Planting taller plants next to lettuce can provide a bit of shade, which allows you to grow lettuce into the hotter months.
That said, don’t just plant a tall plant next to your lettuce and assume it will thrive during 90⁰F days. You’ll also need to provide the plants with adequate moisture and choose heat-resistant varieties (Muir and Cherokee are some of my favorites).
Control Common Pests
Some of the most common pests for lettuce include sap-sucking insects like aphids, thrips, and whiteflies. These little critters use their piercing-sucking mouthparts to drink up the lettuce plant’s sap.
When lots of these pests attack lettuce, the plants can become discolored, weak, and stunted. However, a few pests generally won’t do much damage.
The good news is that beneficial insects like lady beetles, green lacewings, midges, and parasitic wasps feed on these pests and help keep them in check. That means your lettuce plants can thrive, and you can avoid the work of controlling sap-sucking pests through chemical means.

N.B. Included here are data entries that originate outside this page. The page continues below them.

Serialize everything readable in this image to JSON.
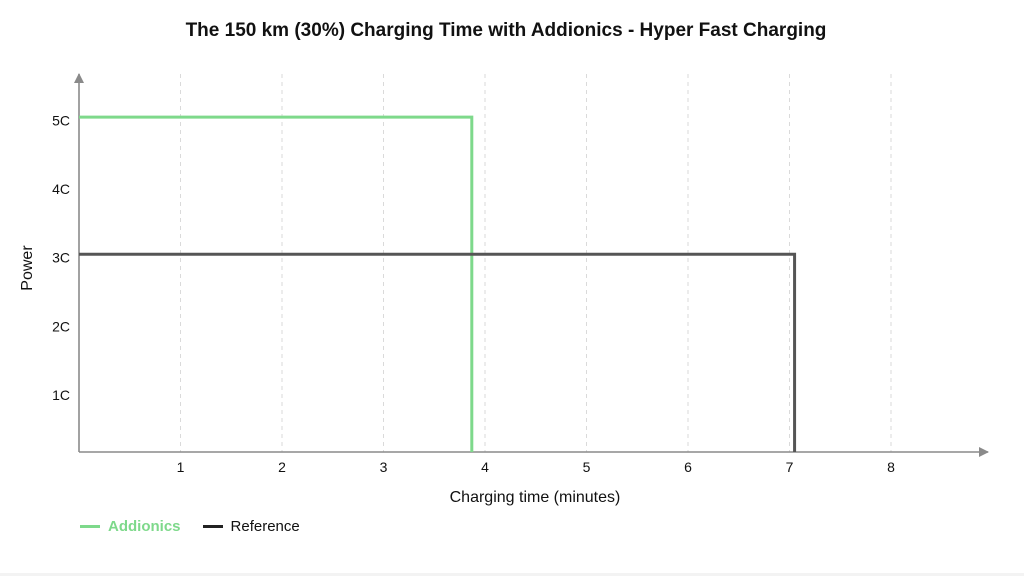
{
  "chart_data": {
    "type": "line",
    "title": "The 150 km (30%) Charging Time with Addionics  - Hyper Fast Charging",
    "xlabel": "Charging time (minutes)",
    "ylabel": "Power",
    "xlim": [
      0,
      9
    ],
    "ylim": [
      0.3,
      5.5
    ],
    "x_ticks": [
      1,
      2,
      3,
      4,
      5,
      6,
      7,
      8
    ],
    "x_tick_labels": [
      "1",
      "2",
      "3",
      "4",
      "5",
      "6",
      "7",
      "8"
    ],
    "y_ticks": [
      1,
      2,
      3,
      4,
      5
    ],
    "y_tick_labels": [
      "1C",
      "2C",
      "3C",
      "4C",
      "5C"
    ],
    "grid": "vertical-dashed",
    "legend_position": "bottom-left",
    "series": [
      {
        "name": "Addionics",
        "color": "#7ed98b",
        "x": [
          0,
          3.87,
          3.87
        ],
        "y": [
          5.05,
          5.05,
          0.3
        ]
      },
      {
        "name": "Reference",
        "color": "#555555",
        "x": [
          0,
          7.05,
          7.05
        ],
        "y": [
          3.05,
          3.05,
          0.3
        ]
      }
    ]
  }
}
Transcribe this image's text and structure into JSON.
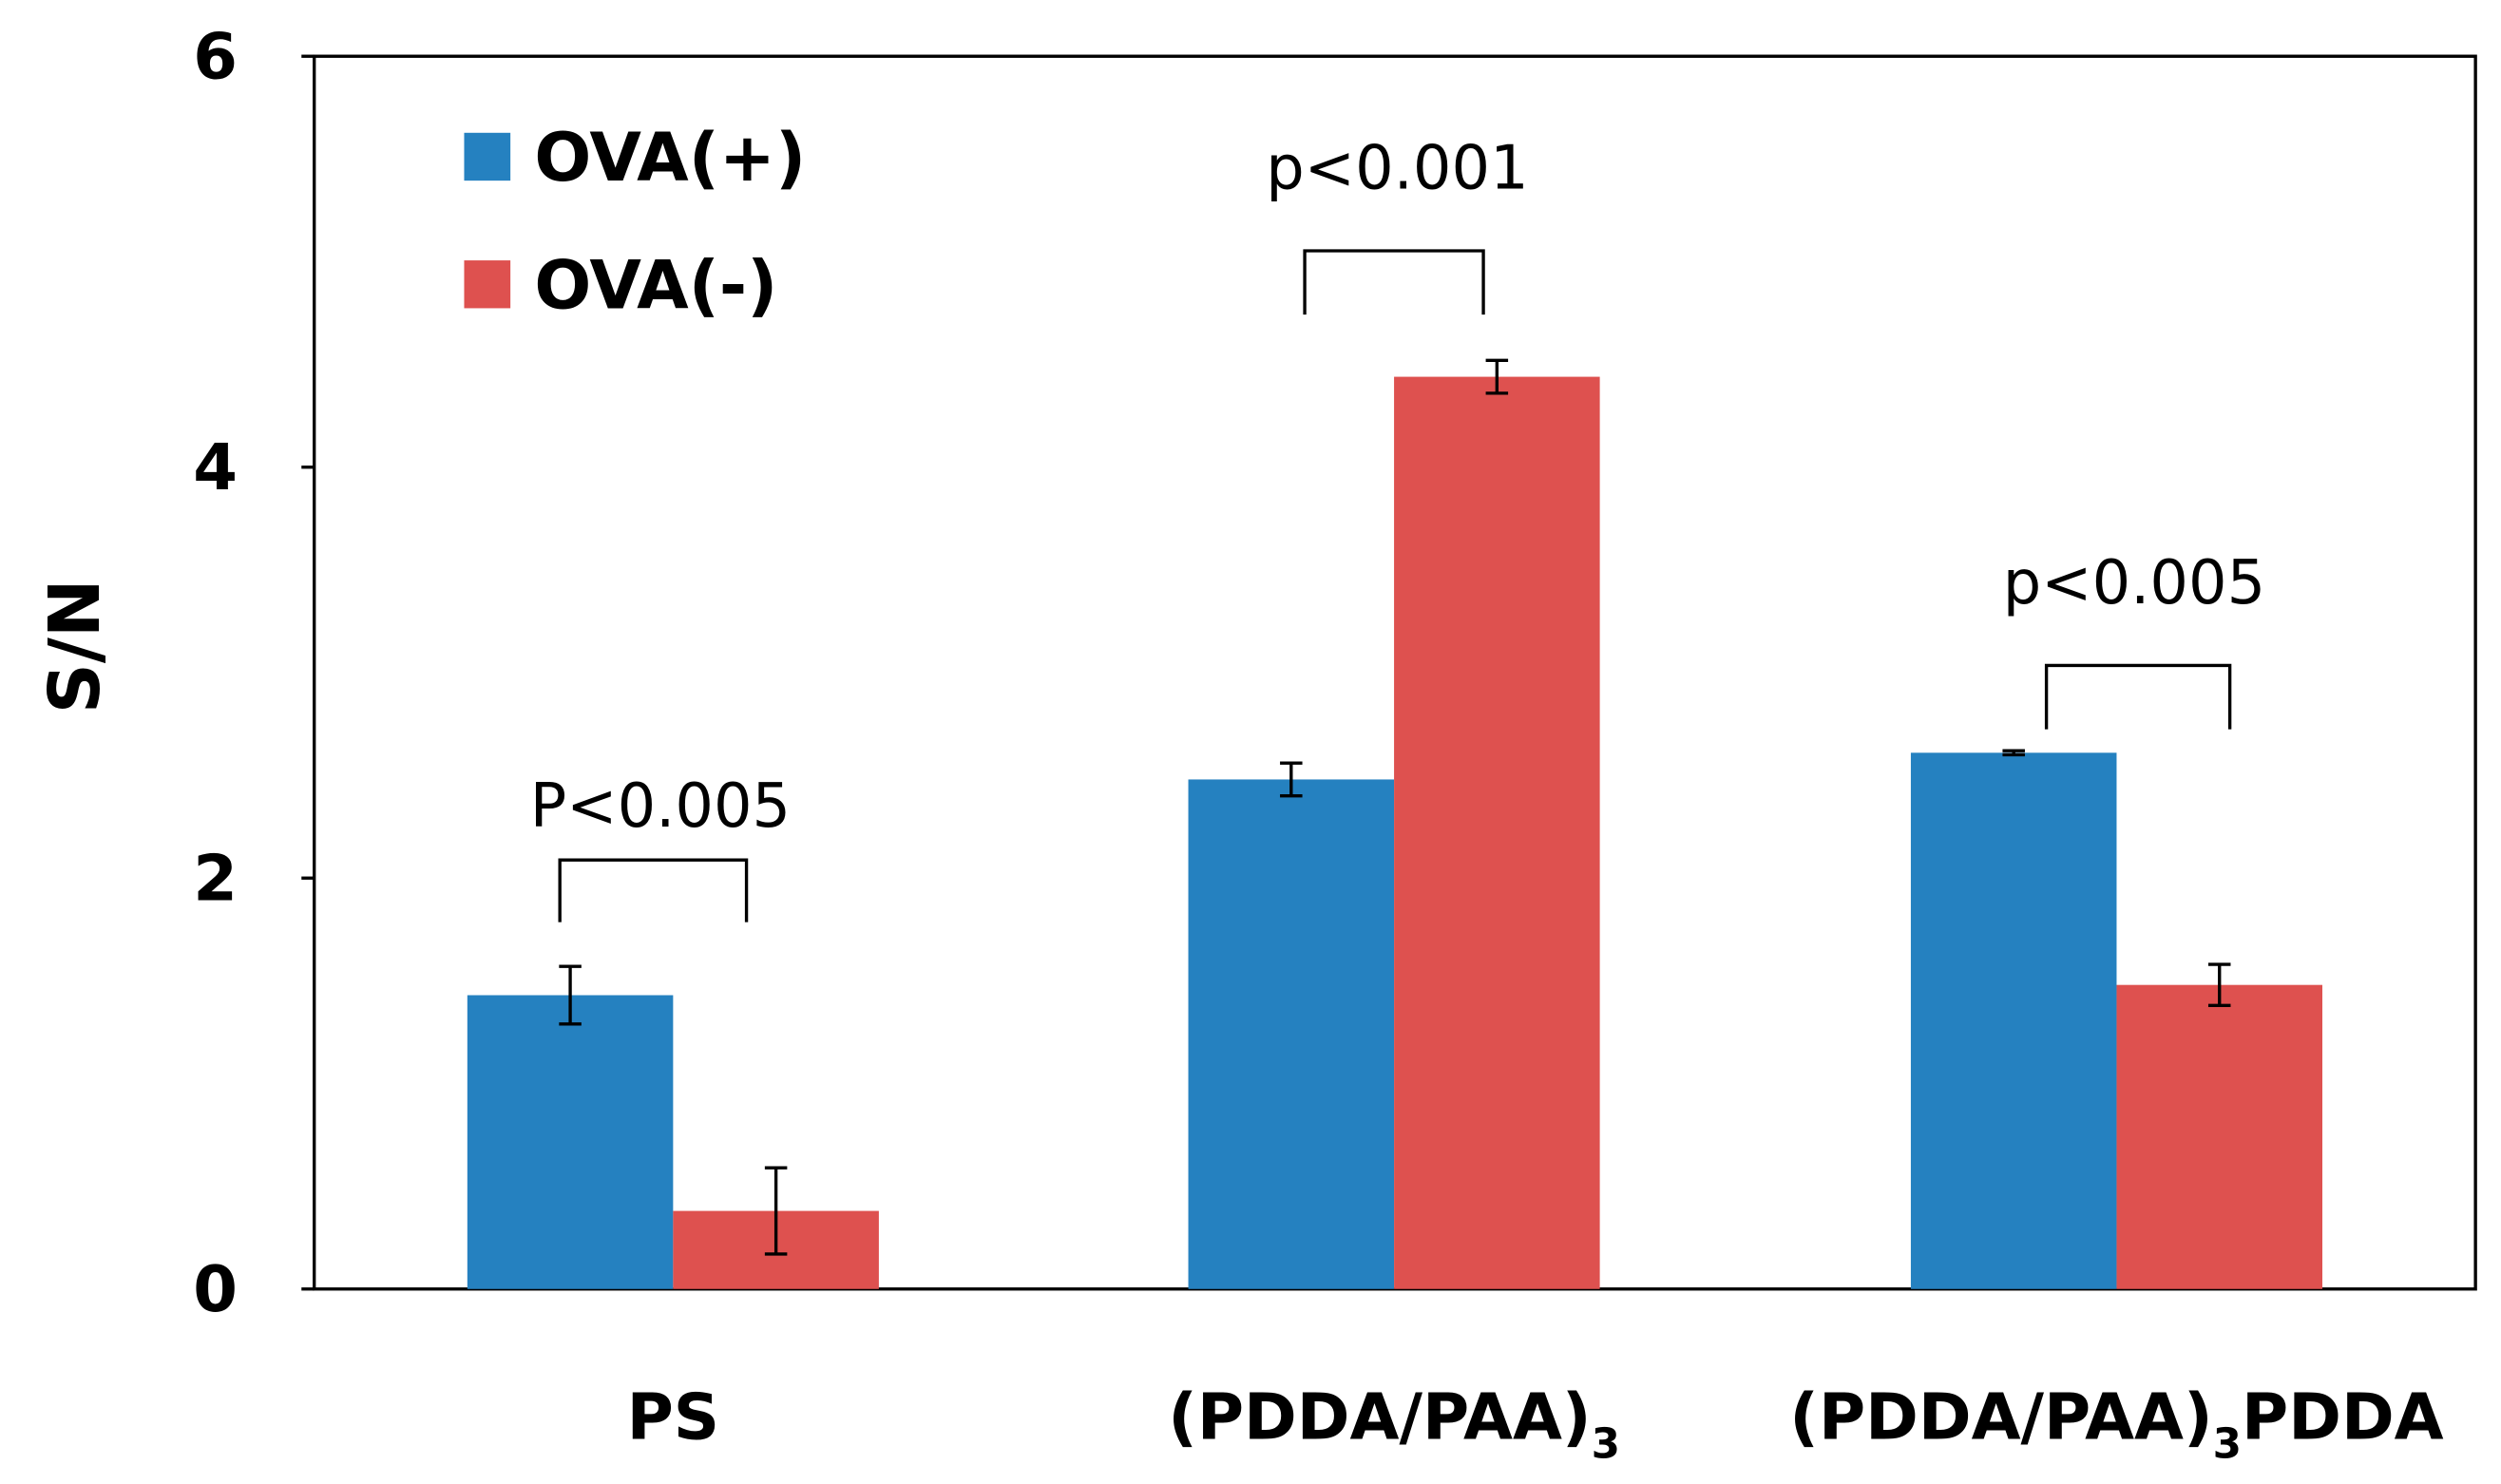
{
  "chart_data": {
    "type": "bar",
    "title": "",
    "xlabel": "",
    "ylabel": "S/N",
    "ylim": [
      0,
      6
    ],
    "yticks": [
      0,
      2,
      4,
      6
    ],
    "grid": false,
    "legend_position": "top-left",
    "categories": [
      "PS",
      "(PDDA/PAA)3",
      "(PDDA/PAA)3PDDA"
    ],
    "category_labels": [
      {
        "main": "PS",
        "sub": "",
        "tail": ""
      },
      {
        "main": "(PDDA/PAA)",
        "sub": "3",
        "tail": ""
      },
      {
        "main": "(PDDA/PAA)",
        "sub": "3",
        "tail": "PDDA"
      }
    ],
    "series": [
      {
        "name": "OVA(+)",
        "color": "#2581c0",
        "values": [
          1.43,
          2.48,
          2.61
        ],
        "errors": [
          0.14,
          0.08,
          0.01
        ]
      },
      {
        "name": "OVA(-)",
        "color": "#de514f",
        "values": [
          0.38,
          4.44,
          1.48
        ],
        "errors": [
          0.21,
          0.08,
          0.1
        ]
      }
    ],
    "annotations": [
      "P<0.005",
      "p<0.001",
      "p<0.005"
    ]
  }
}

One key part of keeping these beneficial insects around is providing food for all of their life stages. While green lacewing and parasitic wasp larvae are voracious predators, the adults mainly eat flower nectar and pollen.
That means that planting flowering plants amongst your lettuce will help keep these good insects around.
Enrich the Soil
Like all plants, lettuce needs a variety of nutrients to thrive. And nitrogen is one of the nutrients it needs a lot of.
While you can add fertilizer to increase the amount of nitrogen in the soil, you can also turn to specific plants. Legumes such as peas and beans ‘fix’ nitrogen from the atmosphere and add it to the soil.
If you’re thinking, “that’s pretty cool,” you’re right! So, how exactly do these plants do it?
Legumes’ roots have nodules that contain bacteria in the Rhizobium genus. This bacteria converts atmospheric nitrogen (N₂) to ammonium (NH₄), which plants are able to take up.
Conserve Soil Moisture
Since companion plants can provide a bit of shade, they can also help conserve soil moisture. This benefits lettuce plants since these leafy greens struggle when the soil dries out.
When you plant companion plants with your lettuce, you will likely need to water less often than if you planted your lettuce alone.